Now we have multiple sessions registered with Mink and subsequent steps will be passed the appropriate session name as defined in the Gherkin. These steps can simply reference the required session with $this->getSession($user).
I mentioned some gotchas previously. They are,
- This code is Selenium2/Web Driver specific, however, broadly speaking the same approach should work with other drivers too.
- Mink auto-starts the default session when you first call getSession(). This means a total of 3 browser instances are used for this test.

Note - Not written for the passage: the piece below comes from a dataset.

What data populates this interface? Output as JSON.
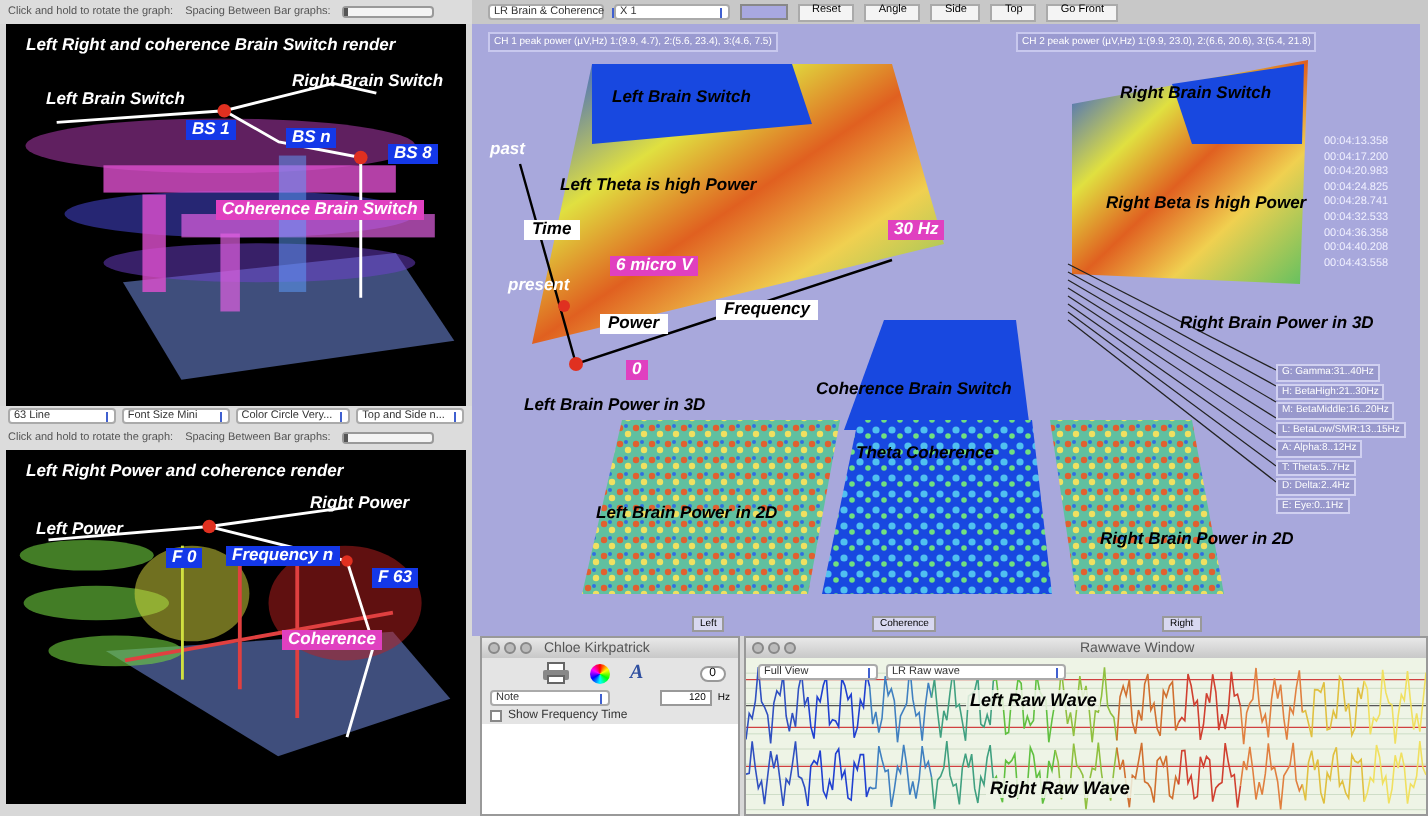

- I’ve duplicated some Selenium2 config in behat.yml for ease. I couldn’t figure how-to ‘ask’ Mink for another Selenium2 driver instance
The standard MinkContext steps can’t be used as they only work with the default Mink session.UPDATE: Switching the default session name within a step with $this->getMink()–>setDefaultSessionName($name) means the MinkContext continue to work. I’ve updated the code on GitHub to reflect this.
- Probably more
Clearly this isn’t the cleanest implementation of multiple sessions, however it does prove the concept works while retaining the focus on describing behaviour in the Gherkin. I suspect the limitations of MinkContext and custom sessions can be resolved with a simple patch which I hope to raise over the next few days.
The full source code is available on GitHub. Any ideas/suggestions/improvements are welcome!